Yeah right! We presume the folks who believe this have also received tips on a great real estate offer for ocean front property near Hagerstown, Maryland too.
P.T. Barnum was correct. Suckers are born every nanosecond thanks to cyberspace. Still, how is it generally intelligent people can so quickly be duped into behaving like Chicken Little so easily.
Let’s make it clear. We cannot trust the news media for its bias, why would we trust anonymous email forwards?

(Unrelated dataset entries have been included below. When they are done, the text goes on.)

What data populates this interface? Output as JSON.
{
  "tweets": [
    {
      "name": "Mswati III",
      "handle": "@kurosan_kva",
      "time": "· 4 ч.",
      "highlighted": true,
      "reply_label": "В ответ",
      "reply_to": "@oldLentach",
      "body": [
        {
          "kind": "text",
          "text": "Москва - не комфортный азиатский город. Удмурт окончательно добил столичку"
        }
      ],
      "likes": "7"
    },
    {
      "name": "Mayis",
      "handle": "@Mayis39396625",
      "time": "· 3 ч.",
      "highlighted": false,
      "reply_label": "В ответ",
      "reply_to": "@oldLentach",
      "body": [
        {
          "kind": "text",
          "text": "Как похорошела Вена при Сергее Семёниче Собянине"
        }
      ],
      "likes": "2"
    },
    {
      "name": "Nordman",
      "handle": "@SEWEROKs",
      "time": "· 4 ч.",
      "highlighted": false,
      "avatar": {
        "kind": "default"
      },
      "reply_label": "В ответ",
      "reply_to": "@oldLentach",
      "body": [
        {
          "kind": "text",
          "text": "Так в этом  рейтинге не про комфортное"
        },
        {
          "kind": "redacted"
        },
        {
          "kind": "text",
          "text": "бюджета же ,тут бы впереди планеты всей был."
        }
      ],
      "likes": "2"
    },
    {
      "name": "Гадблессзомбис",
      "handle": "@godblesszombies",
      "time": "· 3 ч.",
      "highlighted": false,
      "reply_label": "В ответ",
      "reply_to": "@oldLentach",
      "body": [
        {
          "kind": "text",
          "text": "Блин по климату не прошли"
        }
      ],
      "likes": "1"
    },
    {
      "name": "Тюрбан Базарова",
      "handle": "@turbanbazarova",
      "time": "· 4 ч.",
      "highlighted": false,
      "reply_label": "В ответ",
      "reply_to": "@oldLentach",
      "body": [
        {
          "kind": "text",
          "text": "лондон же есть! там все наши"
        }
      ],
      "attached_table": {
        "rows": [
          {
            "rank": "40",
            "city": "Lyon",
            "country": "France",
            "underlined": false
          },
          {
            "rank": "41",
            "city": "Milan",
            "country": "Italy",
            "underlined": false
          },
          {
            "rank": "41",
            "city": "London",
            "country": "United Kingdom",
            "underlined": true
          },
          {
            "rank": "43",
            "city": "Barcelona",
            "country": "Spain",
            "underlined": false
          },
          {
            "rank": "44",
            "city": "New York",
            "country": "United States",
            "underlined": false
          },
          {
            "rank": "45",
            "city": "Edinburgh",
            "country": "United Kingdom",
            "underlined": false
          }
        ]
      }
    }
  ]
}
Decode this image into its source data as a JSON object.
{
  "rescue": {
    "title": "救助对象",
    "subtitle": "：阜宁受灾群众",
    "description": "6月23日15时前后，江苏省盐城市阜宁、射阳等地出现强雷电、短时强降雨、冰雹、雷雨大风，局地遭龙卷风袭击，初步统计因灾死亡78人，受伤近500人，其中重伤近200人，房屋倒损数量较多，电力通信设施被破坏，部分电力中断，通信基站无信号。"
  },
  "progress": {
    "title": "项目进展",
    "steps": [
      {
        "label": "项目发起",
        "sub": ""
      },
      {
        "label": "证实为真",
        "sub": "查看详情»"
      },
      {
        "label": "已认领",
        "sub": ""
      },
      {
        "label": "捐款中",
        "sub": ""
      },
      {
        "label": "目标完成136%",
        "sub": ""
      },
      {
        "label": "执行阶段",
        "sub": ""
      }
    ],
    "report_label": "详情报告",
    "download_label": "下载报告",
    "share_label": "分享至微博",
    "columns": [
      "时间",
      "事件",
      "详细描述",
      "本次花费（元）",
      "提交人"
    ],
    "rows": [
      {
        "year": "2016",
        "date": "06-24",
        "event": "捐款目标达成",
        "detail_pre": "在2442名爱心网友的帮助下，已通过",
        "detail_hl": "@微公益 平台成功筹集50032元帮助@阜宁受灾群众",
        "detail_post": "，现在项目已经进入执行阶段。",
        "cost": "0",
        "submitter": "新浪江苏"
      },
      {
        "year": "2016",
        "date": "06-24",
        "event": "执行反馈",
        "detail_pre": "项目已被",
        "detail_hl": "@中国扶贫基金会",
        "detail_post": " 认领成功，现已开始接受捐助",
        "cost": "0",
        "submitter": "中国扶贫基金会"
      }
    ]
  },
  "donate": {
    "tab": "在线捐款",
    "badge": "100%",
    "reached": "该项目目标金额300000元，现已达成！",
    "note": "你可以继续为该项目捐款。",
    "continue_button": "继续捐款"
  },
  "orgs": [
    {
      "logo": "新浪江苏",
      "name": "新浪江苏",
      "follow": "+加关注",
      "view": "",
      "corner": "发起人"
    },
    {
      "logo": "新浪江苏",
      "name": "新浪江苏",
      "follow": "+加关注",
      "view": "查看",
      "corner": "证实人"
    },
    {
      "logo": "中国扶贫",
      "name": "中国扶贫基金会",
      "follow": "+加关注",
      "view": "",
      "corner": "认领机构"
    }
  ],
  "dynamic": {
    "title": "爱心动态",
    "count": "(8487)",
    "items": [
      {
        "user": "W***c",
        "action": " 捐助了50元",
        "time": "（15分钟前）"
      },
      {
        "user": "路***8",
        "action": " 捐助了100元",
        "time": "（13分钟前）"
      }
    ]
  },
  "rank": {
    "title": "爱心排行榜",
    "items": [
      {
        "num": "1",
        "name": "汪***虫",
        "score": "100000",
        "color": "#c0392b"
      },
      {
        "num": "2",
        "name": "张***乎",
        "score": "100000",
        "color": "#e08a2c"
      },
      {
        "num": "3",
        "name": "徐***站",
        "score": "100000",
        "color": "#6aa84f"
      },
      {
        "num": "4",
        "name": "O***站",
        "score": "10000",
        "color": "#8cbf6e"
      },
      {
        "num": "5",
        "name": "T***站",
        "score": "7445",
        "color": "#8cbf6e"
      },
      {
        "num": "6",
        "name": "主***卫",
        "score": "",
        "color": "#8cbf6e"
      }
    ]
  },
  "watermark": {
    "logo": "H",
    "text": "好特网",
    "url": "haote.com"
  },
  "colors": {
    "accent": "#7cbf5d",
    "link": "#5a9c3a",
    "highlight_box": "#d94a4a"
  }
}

Sure as we lament this situation, before most people read this, many of us will receive another, “You must forward this prayer for peace or the world will succumb to swarms of locusts if the chain is broken – and it would be YOUR fault for breaking the chain” type of email. Others will be implored to collect pull tabs from soda cans to help some sick kid get in the Guinness Book before dropping dead. Others will be tipped off that a mixture of baking soda, Swedish vodka, and grapefruit juice will make a person immune to the swine flu. Think of the most outrageous possibility and it’s surely coming to an inbox near you.
The challenge is dealing with our friends and relatives who despite much coaching still continue to annoy us with this insidious bullshit. Yes, we love them and they mean well, but we all know what paves the road to hell.
Be sure to forward this post to twelve of your closest friends and family or you will develop a painful rectal itch which responds to no known medication. Get the message!?!?!?